We wanted to modernize that and connect artists with fans in a way where the artist owns the fan data. Right now, they don’t—on Instagram, TikTok, or Facebook, someone else owns their audience.
This conversation excites me because next year I want to lean into using our community platform to help artists create digital assets around their songs and give fans utility—access—through what we’re calling music relics. They’re our version of NFTs, since “NFT” sounds strange to most people. “Relic” feels like something treasured.
This is a precursor to that, but I rarely get to talk to someone with your experience and perspective on royalties and the value of these assets, and how you can license and monetize them. So I really appreciate you taking the time to come on the podcast and share your experience. I’m grateful people like you exist to be a voice for independent artists who don’t always have that kind of backing. For anyone interested in connecting more or learning more about what you’ve built with NMS, could you share the best place to get started?
Caleb: We have Instagram and Facebook pages.
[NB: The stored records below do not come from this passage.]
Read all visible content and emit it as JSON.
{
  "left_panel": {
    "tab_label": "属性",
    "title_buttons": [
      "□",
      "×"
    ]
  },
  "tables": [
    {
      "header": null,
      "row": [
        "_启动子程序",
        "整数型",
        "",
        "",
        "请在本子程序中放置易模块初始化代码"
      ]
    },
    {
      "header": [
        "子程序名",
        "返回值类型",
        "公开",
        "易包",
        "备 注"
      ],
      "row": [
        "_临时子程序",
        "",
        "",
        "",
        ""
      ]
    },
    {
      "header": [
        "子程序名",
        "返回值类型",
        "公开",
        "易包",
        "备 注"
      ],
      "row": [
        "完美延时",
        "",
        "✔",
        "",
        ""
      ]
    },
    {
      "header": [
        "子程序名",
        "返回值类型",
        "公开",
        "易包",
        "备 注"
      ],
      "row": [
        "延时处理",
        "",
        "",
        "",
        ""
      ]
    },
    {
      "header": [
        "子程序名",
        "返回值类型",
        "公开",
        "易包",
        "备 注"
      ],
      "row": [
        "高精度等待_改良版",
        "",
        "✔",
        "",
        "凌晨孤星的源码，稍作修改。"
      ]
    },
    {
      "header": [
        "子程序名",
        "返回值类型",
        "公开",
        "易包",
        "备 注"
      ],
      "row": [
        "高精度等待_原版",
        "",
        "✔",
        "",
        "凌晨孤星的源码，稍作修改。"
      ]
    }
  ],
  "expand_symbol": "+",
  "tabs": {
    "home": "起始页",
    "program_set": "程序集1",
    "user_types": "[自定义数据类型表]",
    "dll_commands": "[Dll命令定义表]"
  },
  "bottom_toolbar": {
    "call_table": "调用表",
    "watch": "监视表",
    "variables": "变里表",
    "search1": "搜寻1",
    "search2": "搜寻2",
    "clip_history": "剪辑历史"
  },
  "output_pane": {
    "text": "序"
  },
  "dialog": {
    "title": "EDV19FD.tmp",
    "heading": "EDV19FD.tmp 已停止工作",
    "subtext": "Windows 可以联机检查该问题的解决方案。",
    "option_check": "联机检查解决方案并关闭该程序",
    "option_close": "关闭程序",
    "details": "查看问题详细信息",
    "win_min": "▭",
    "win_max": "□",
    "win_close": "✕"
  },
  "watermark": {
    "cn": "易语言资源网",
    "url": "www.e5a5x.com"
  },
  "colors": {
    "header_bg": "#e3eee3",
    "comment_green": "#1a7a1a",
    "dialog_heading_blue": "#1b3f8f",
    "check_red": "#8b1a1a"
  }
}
We’ve tried to post educational content there, but it’s often not as appreciated, so it’s a hard territory.
Michael: A lot of people know it’s important, but it’s a lot to wrap their heads around.
Caleb: Honestly, the best place would be to Google podcasts I’ve been on—I’ve spoken on a lot of them. If you go to traditional places like A2IM—the American Association of Independent Music—they have a lot of resources. I did a webinar with them a month or two ago.
We’re associated with many traditional outlets for education. If you want to hear more from me, I’m speaking again on a panel at A2IM’s conference in June. I usually go to Music Biz as well, but I couldn’t make it this year. My educational outreach often goes through platforms like yours that have bigger audiences, where I can partner to get the word out.
You can also find articles I’ve written or been interviewed for—links are on my personal Instagram. But really, Google us, DM us—we answer a lot of independent artist questions on Instagram. I’m able to get in touch that way.
We don’t have a hub for education—our main mission is dealing with royalties for artists, not education—but these things mean a lot to me. I speak on other platforms that do more educational outreach.
Michael: Mm-hmm. Awesome. We’ll put the links in the show notes for easy access. Caleb, looking forward to talking to you again soon.
Caleb: Thank you for having me, Michael. It was great.